Alois Alzheimer (prononciation en allemand : [ˈaːloˌis ˈalts.haɪmɐ], le prénom Alois, diminutif d'Aloysius, est parfois francisé en Aloïs), né le 14 juin 1864 à Marktbreit et mort le 19 décembre 1915 à Breslau (aujourd'hui Wrocław), est un médecin psychiatre, neurologue et neuropathologiste allemand connu pour sa description de la maladie éponyme.
Biographie[modifier]

Originaire d'une petite ville de Bavière, Marktbreit, il fait ses études de médecine à Tübingen, Berlin, Wurtzbourg et Francfort-sur-le-Main. Il passe sa thèse dans cette dernière ville en 1887 et y est nommé médecin dans l'hôpital psychiatrique. Il se marie en 1895 et a trois enfants, mais sa femme meurt en 1901. Après avoir été son assistant à Heidelberg, il suit Emil Kraepelin à Munich en 1903 et intègre son équipe de chercheurs au sein de la Clinique psychiatrique.Il devient membre de la société d'hygiène raciale, fondée en 1905 par, entre autre, Ernst Rüdin et Alfred Ploetz (promoteurs de l'hygiène raciale allemande).
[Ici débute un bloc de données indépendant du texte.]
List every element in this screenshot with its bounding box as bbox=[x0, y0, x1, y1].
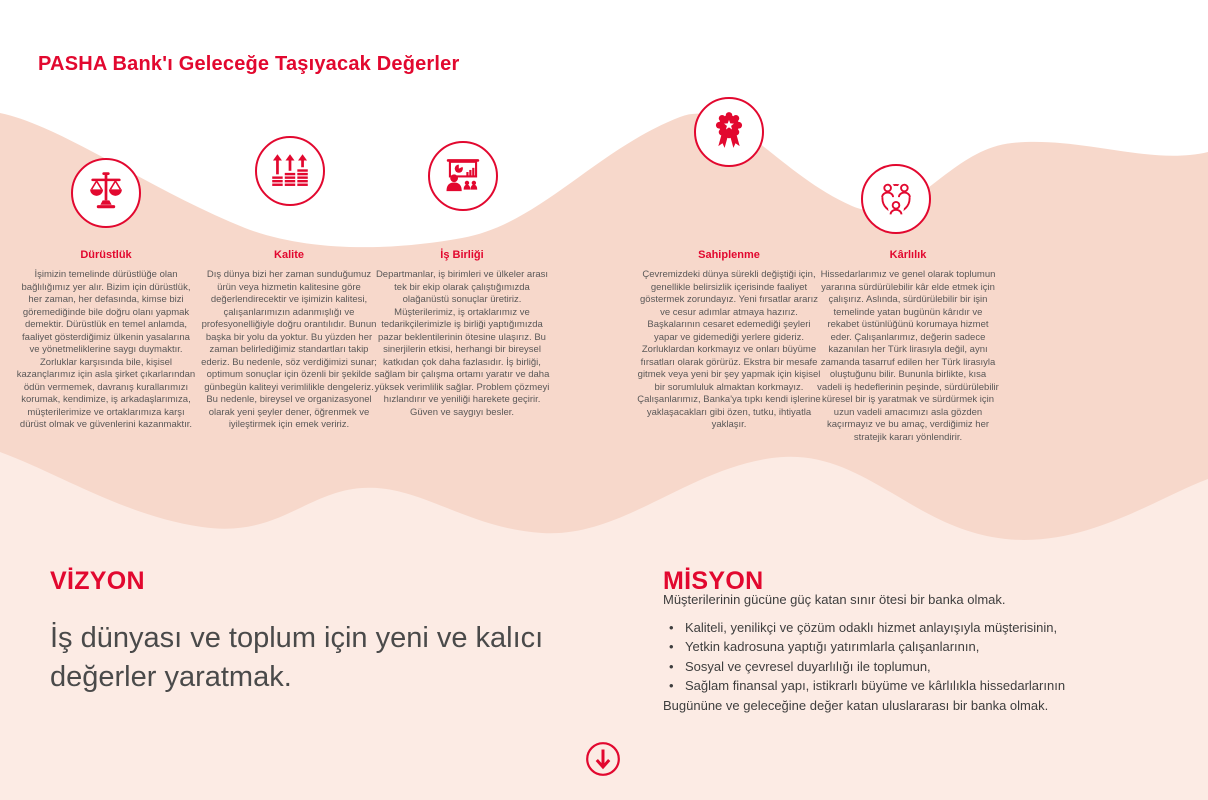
value-heading: Sahiplenme bbox=[698, 249, 760, 261]
scroll-down-button[interactable] bbox=[585, 741, 621, 777]
value-icon-circle-isbirligi bbox=[428, 141, 498, 211]
value-column-karlilik bbox=[817, 249, 999, 444]
value-column-isbirligi bbox=[372, 249, 552, 419]
mission-bullet: • Kaliteli, yenilikçi ve çözüm odaklı hizmet anlayışıyla müşterisinin, bbox=[663, 618, 1163, 638]
presentation-icon bbox=[440, 153, 486, 199]
value-column-durustluk bbox=[16, 249, 196, 432]
value-text: Çevremizdeki dünya sürekli değiştiği için, genellikle belirsizlik içerisinde faaliyet göstermek zorundayız. Yeni fırsatlar ararız ve cesur adımlar atmaya hazırız. Başkalarının cesaret edemediği şeyleri yapar ve gidemediği yerlere gideriz. Zorluklardan korkmayız ve onları büyüme fırsatları olarak görürüz. Ekstra bir mesafe gitmek veya yeni bir şey yapmak için kişisel bir sorumluluk almaktan korkmayız. Çalışanlarımız, Banka'ya tıpkı kendi işlerine yaklaşacakları gibi özen, tutku, ihtiyatla yaklaşır. bbox=[637, 269, 821, 431]
value-heading: Dürüstlük bbox=[80, 249, 132, 261]
value-icon-circle-karlilik bbox=[861, 164, 931, 234]
value-text: Dış dünya bizi her zaman sunduğumuz ürün veya hizmetin kalitesine göre değerlendirecektir ve işimizin kalitesi, çalışanlarımızın adanmışlığı ve profesyonelliğiyle doğru orantılıdır. Bunun başka bir yolu da yoktur. Bu yüzden her zaman belirlediğimiz standartları takip ederiz. Bu nedenle, söz verdiğimizi sunar; optimum sonuçlar için özenli bir şekilde günbegün kaliteyi verimlilikle dengeleriz. Bu nedenle, bireysel ve organizasyonel olarak yeni şeyler dener, öğrenmek ve iyileştirmek için emek veririz. bbox=[201, 269, 377, 431]
value-heading: İş Birliği bbox=[440, 249, 484, 261]
value-column-sahiplenme bbox=[637, 249, 821, 432]
down-arrow-icon bbox=[585, 741, 621, 777]
mission-body bbox=[663, 590, 1163, 716]
page-title: PASHA Bank'ı Geleceğe Taşıyacak Değerler bbox=[38, 53, 460, 76]
value-text: Hissedarlarımız ve genel olarak toplumun yararına sürdürülebilir kâr elde etmek için çalışırız. Aslında, sürdürülebilir bir işin temelinde yatan bugünün kârıdır ve rekabet üstünlüğünü korumaya hizmet eder. Çalışanlarımız, değerin sadece kazanılan her Türk lirasıyla değil, aynı zamanda tasarruf edilen her Türk lirasıyla oluştuğunu bilir. Bununla birlikte, kısa vadeli iş hedeflerinin peşinde, sürdürülebilir küresel bir iş yaratmak ve sürdürmek için uzun vadeli amacımızı asla gözden kaçırmayız ve bu amaç, verdiğimiz her stratejik kararı yönlendirir. bbox=[817, 269, 999, 443]
mission-bullet: • Sağlam finansal yapı, istikrarlı büyüme ve kârlılıkla hissedarlarının bbox=[663, 676, 1163, 696]
value-icon-circle-kalite bbox=[255, 136, 325, 206]
people-network-icon bbox=[873, 176, 919, 222]
award-rosette-icon bbox=[706, 109, 752, 155]
value-column-kalite bbox=[199, 249, 379, 432]
growth-bars-icon bbox=[267, 148, 313, 194]
mission-intro: Müşterilerinin gücüne güç katan sınır ötesi bir banka olmak. bbox=[663, 592, 1006, 607]
vision-heading: VİZYON bbox=[50, 566, 145, 595]
value-heading: Kârlılık bbox=[889, 249, 927, 261]
mission-heading: MİSYON bbox=[663, 566, 764, 595]
value-heading: Kalite bbox=[274, 249, 304, 261]
mission-bullet: • Sosyal ve çevresel duyarlılığı ile toplumun, bbox=[663, 657, 1163, 677]
vision-statement: İş dünyası ve toplum için yeni ve kalıcı değerler yaratmak. bbox=[50, 622, 544, 693]
value-text: İşimizin temelinde dürüstlüğe olan bağlılığımız yer alır. Bizim için dürüstlük, her zaman, her defasında, kimse bizi göremediğinde bile doğru olanı yapmak demektir. Dürüstlük en temel anlamda, faaliyet gösterdiğimiz ülkenin yasalarına ve yönetmeliklerine saygı duymaktır. Zorluklar karşısında bile, kişisel kazançlarımız için asla şirket çıkarlarından ödün vermemek, davranış kurallarımızı korumak, kendimize, iş arkadaşlarımıza, müşterilerimize ve ortaklarımıza karşı dürüst olmak ve güvenlerini kazanmaktır. bbox=[16, 269, 196, 431]
value-icon-circle-durustluk bbox=[71, 158, 141, 228]
value-icon-circle-sahiplenme bbox=[694, 97, 764, 167]
mission-closing: Bugününe ve geleceğine değer katan uluslararası bir banka olmak. bbox=[663, 697, 1049, 713]
mission-bullet: • Yetkin kadrosuna yaptığı yatırımlarla çalışanlarının, bbox=[663, 637, 1163, 657]
value-text: Departmanlar, iş birimleri ve ülkeler arası tek bir ekip olarak çalıştığımızda olağanüstü sonuçlar üretiriz. Müşterilerimiz, iş ortaklarımız ve tedarikçilerimizle iş birliği yaptığımızda pazar beklentilerinin ötesine ulaşırız. Bu sinerjilerin etkisi, herhangi bir bireysel katkıdan çok daha fazlasıdır. İş birliği, sağlam bir çalışma ortamı yaratır ve daha yüksek verimlilik sağlar. Problem çözmeyi hızlandırır ve yeniliği harekete geçirir. Güven ve saygıyı besler. bbox=[374, 269, 550, 418]
scales-icon bbox=[83, 170, 129, 216]
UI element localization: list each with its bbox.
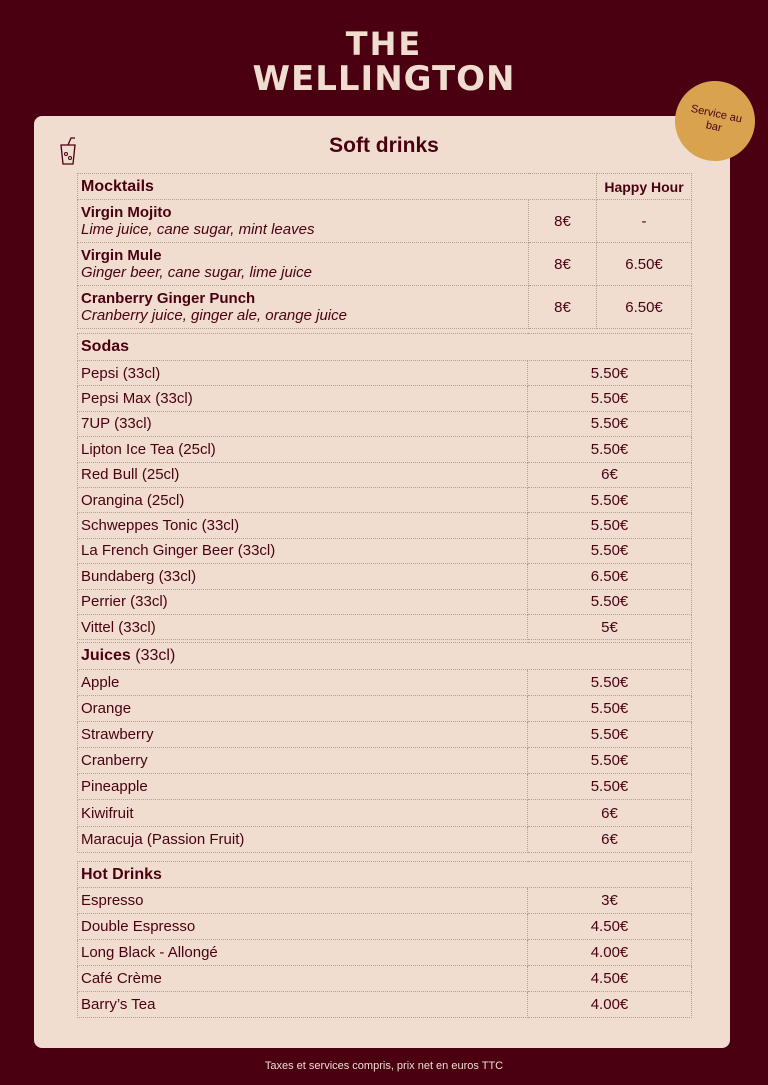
mocktail-price: 8€ (529, 243, 597, 286)
soda-name: 7UP (33cl) (78, 411, 528, 436)
hot-drink-price: 4.00€ (528, 992, 692, 1018)
hot-drinks-table (77, 861, 692, 1018)
soda-price: 5.50€ (528, 538, 692, 563)
soda-price: 5.50€ (528, 437, 692, 462)
soda-name: Orangina (25cl) (78, 487, 528, 512)
soda-row (78, 462, 692, 487)
hot-drink-row (78, 940, 692, 966)
mocktail-happy-hour-price: - (597, 200, 692, 243)
happy-hour-header: Happy Hour (597, 174, 692, 200)
soda-price: 5.50€ (528, 513, 692, 538)
juice-price: 5.50€ (528, 748, 692, 774)
soda-row (78, 513, 692, 538)
mocktail-description: Lime juice, cane sugar, mint leaves (81, 221, 315, 238)
juice-row (78, 722, 692, 748)
sodas-table (77, 333, 692, 640)
juice-price: 5.50€ (528, 774, 692, 800)
mocktail-happy-hour-price: 6.50€ (597, 286, 692, 329)
soda-row (78, 564, 692, 589)
juice-row (78, 800, 692, 826)
mocktail-name: Cranberry Ginger Punch (81, 290, 256, 307)
juice-name: Maracuja (Passion Fruit) (78, 826, 528, 852)
soda-name: Lipton Ice Tea (25cl) (78, 437, 528, 462)
mocktail-name: Virgin Mule (81, 247, 162, 264)
hot-drink-row (78, 966, 692, 992)
soda-price: 5.50€ (528, 386, 692, 411)
juice-name: Kiwifruit (78, 800, 528, 826)
hot-drink-name: Long Black - Allongé (78, 940, 528, 966)
juice-row (78, 696, 692, 722)
hot-drink-name: Café Crème (78, 966, 528, 992)
hot-drink-price: 4.50€ (528, 966, 692, 992)
soda-name: Schweppes Tonic (33cl) (78, 513, 528, 538)
juice-name: Strawberry (78, 722, 528, 748)
hot-drink-name: Espresso (78, 888, 528, 914)
soda-row (78, 614, 692, 639)
soda-name: La French Ginger Beer (33cl) (78, 538, 528, 563)
juice-name: Pineapple (78, 774, 528, 800)
hot-drink-price: 3€ (528, 888, 692, 914)
mocktails-table (77, 173, 692, 329)
mocktail-happy-hour-price: 6.50€ (597, 243, 692, 286)
mocktail-price: 8€ (529, 200, 597, 243)
soda-name: Pepsi Max (33cl) (78, 386, 528, 411)
sodas-header: Sodas (78, 334, 692, 361)
juice-price: 6€ (528, 826, 692, 852)
soda-row (78, 589, 692, 614)
mocktail-row (78, 286, 692, 329)
juice-price: 5.50€ (528, 722, 692, 748)
mocktail-row (78, 200, 692, 243)
juice-row (78, 748, 692, 774)
soda-price: 5€ (528, 614, 692, 639)
mocktail-row (78, 243, 692, 286)
hot-drink-name: Double Espresso (78, 914, 528, 940)
mocktail-name: Virgin Mojito (81, 204, 172, 221)
mocktail-price: 8€ (529, 286, 597, 329)
brand-line-2: WELLINGTON (252, 59, 516, 99)
hot-drink-row (78, 992, 692, 1018)
soda-price: 5.50€ (528, 589, 692, 614)
hot-drink-price: 4.50€ (528, 914, 692, 940)
soda-row (78, 437, 692, 462)
soda-name: Perrier (33cl) (78, 589, 528, 614)
soda-name: Red Bull (25cl) (78, 462, 528, 487)
juice-row (78, 826, 692, 852)
soda-price: 5.50€ (528, 487, 692, 512)
mocktail-cell (78, 243, 529, 286)
mocktails-header: Mocktails (78, 174, 597, 200)
soda-price: 5.50€ (528, 361, 692, 386)
soda-name: Pepsi (33cl) (78, 361, 528, 386)
soda-price: 6€ (528, 462, 692, 487)
mocktail-description: Cranberry juice, ginger ale, orange juice (81, 307, 347, 324)
hot-drink-name: Barry’s Tea (78, 992, 528, 1018)
hot-drink-row (78, 914, 692, 940)
mocktail-cell (78, 286, 529, 329)
brand-logo (0, 25, 768, 99)
hot-drink-row (78, 888, 692, 914)
juice-name: Orange (78, 696, 528, 722)
brand-line-1: THE (345, 25, 423, 63)
hot-drink-price: 4.00€ (528, 940, 692, 966)
juices-header (78, 643, 692, 670)
juice-row (78, 774, 692, 800)
soda-name: Bundaberg (33cl) (78, 564, 528, 589)
service-badge-label: Service au bar (689, 102, 744, 135)
juice-name: Cranberry (78, 748, 528, 774)
juice-name: Apple (78, 670, 528, 696)
soda-row (78, 361, 692, 386)
juices-table (77, 642, 692, 853)
juice-price: 5.50€ (528, 670, 692, 696)
page-title: Soft drinks (329, 134, 439, 157)
soda-row (78, 538, 692, 563)
soda-price: 6.50€ (528, 564, 692, 589)
soda-row (78, 487, 692, 512)
juice-price: 5.50€ (528, 696, 692, 722)
juice-price: 6€ (528, 800, 692, 826)
mocktail-description: Ginger beer, cane sugar, lime juice (81, 264, 312, 281)
juice-row (78, 670, 692, 696)
soda-price: 5.50€ (528, 411, 692, 436)
soda-row (78, 386, 692, 411)
footer-note: Taxes et services compris, prix net en euros TTC (264, 1060, 504, 1072)
mocktail-cell (78, 200, 529, 243)
soda-name: Vittel (33cl) (78, 614, 528, 639)
juices-volume-note: (33cl) (135, 647, 176, 664)
hot-drinks-header: Hot Drinks (78, 862, 692, 888)
soda-row (78, 411, 692, 436)
juices-title: Juices (81, 647, 131, 664)
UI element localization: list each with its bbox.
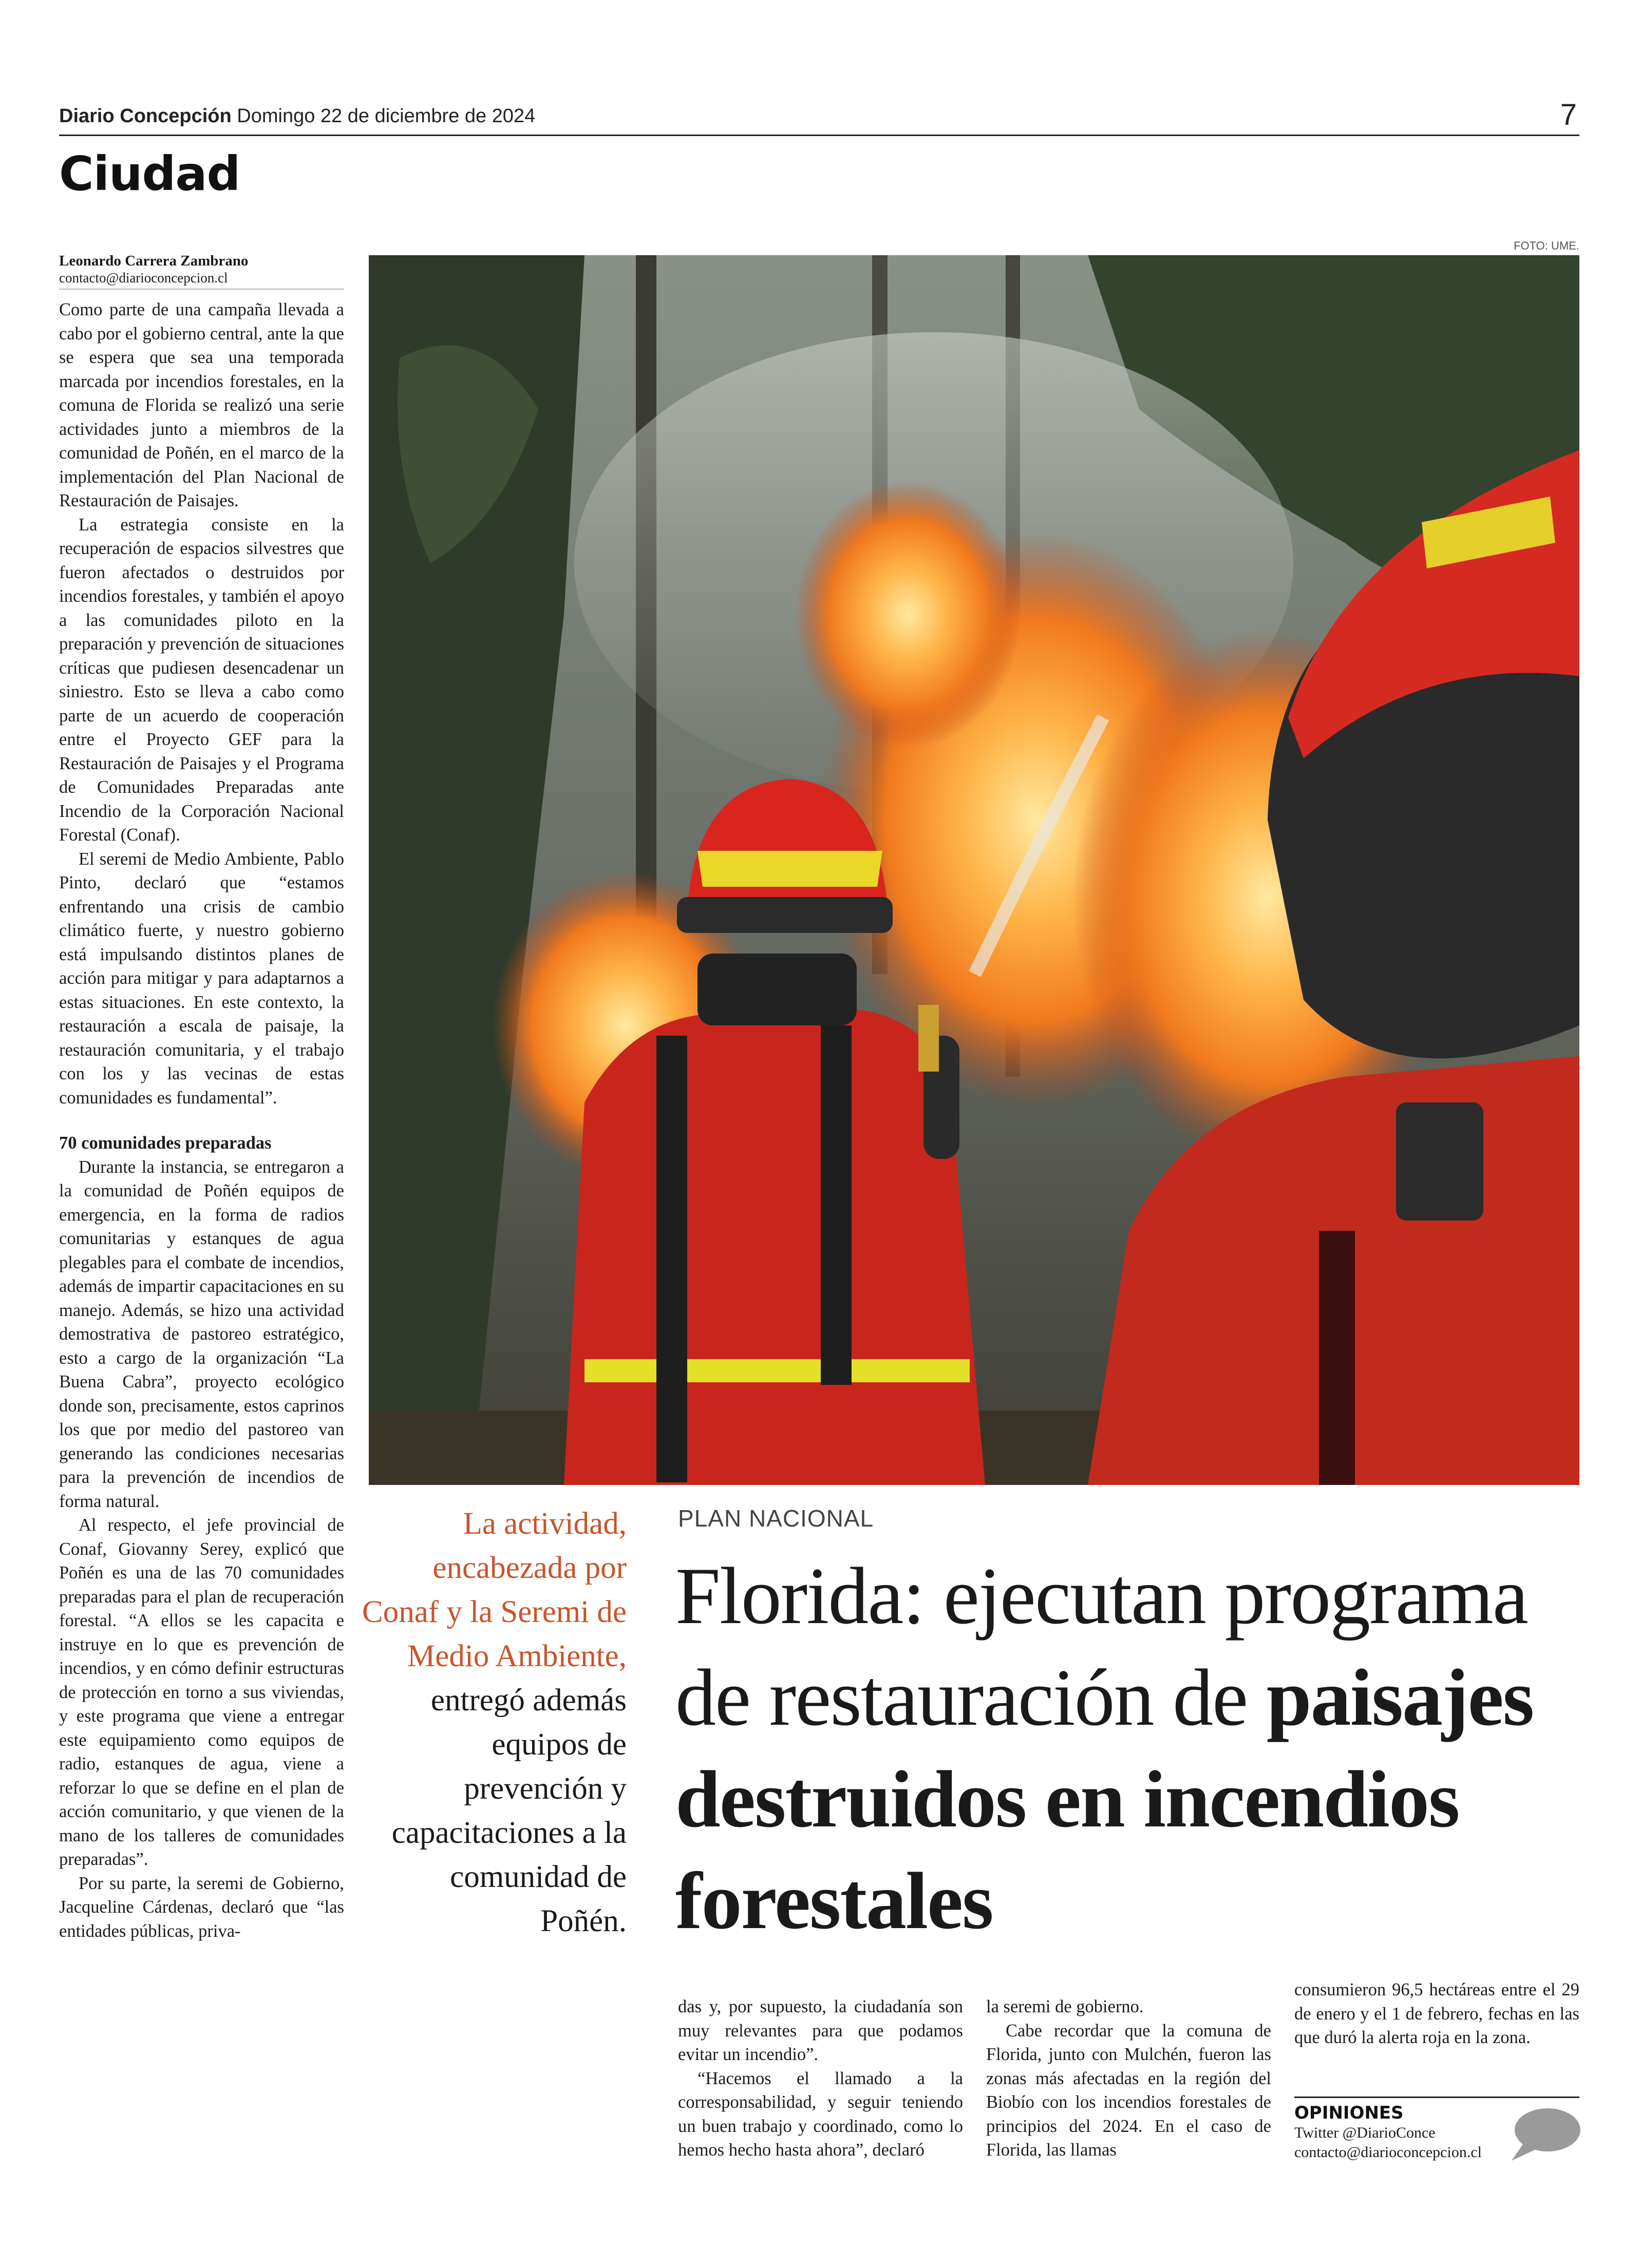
photo-credit: FOTO: UME. xyxy=(1514,239,1579,252)
byline-author: Leonardo Carrera Zambrano xyxy=(59,253,249,269)
article-column-3 xyxy=(986,1995,1271,2162)
paragraph: consumieron 96,5 hectáreas entre el 29 de enero y el 1 de febrero, fechas en las que duró la alerta roja en la zona. xyxy=(1294,1980,1579,2047)
opiniones-email[interactable]: contacto@diarioconcepcion.cl xyxy=(1294,2144,1482,2161)
paragraph: Por su parte, la seremi de Gobierno, Jacqueline Cárdenas, declaró que “las entidades públicas, priva- xyxy=(59,1873,344,1941)
kicker: PLAN NACIONAL xyxy=(678,1505,874,1532)
paragraph: “Hacemos el llamado a la corresponsabilidad, y seguir teniendo un buen trabajo y coordinado, como lo hemos hecho hasta ahora”, declaró xyxy=(678,2068,963,2160)
speech-bubble-icon xyxy=(1507,2104,1582,2163)
headline-bold: paisajes destruidos en incendios forestales xyxy=(675,1653,1534,1946)
firefighters-photo xyxy=(369,255,1579,1485)
pull-quote-accent: La actividad, encabezada por Conaf y la Seremi de Medio Ambiente, xyxy=(362,1507,627,1673)
header-rule xyxy=(59,135,1579,136)
article-column-4 xyxy=(1294,1978,1579,2050)
headline xyxy=(675,1546,1579,1952)
pull-quote-text: entregó además equipos de prevención y capacitaciones a la comunidad de Poñén. xyxy=(391,1683,627,1938)
paragraph: Cabe recordar que la comuna de Florida, junto con Mulchén, fueron las zonas más afectadas en la región del Biobío con los incendios forestales de principios del 2024. En el caso de Florida, las llamas xyxy=(986,2021,1271,2160)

Il fonde l'école de neuropathologie de Munich et est nommé professeur de psychiatrie à Breslau en 1912. Il décède à l'âge de 51 ans des suites des complications rénales et cardiaques d'un rhumatisme articulaire aigu. Il est enterré au cimetière principal de Francfort.

Le cas Auguste Deter
Cette patiente, de 51 ans, est admise à l'hôpital de Francfort le 25 novembre 1901, atteinte d'une démence. Elle est suivie par le Dr. Alzheimer jusqu'à sa mort le 8 avril 1906. Il en examine alors le cerveau, y découvrant les anomalies des fibrilles qui deviendront caractéristiques de la maladie.

Il décrit pour la première fois les symptômes et l'analyse histologique du cerveau en 1906, lors de la 37e Conférence des psychiatres allemands. Par la suite, plusieurs autres médecins (Fisher en 1907, Bonfiglio en 1908, Perusini en 1909 qui réétudie le cerveau d'Auguste Deter) vont confirmer sa découverte. Alzheimer publie un deuxième cas identique en 1911.

C'est le psychiatre renommé Emil Kraepelin, qui est à l'époque responsable de la chaire de psychiatrie de Munich, qui propose par la suite de désigner ce type de démence par le nom de son collègue.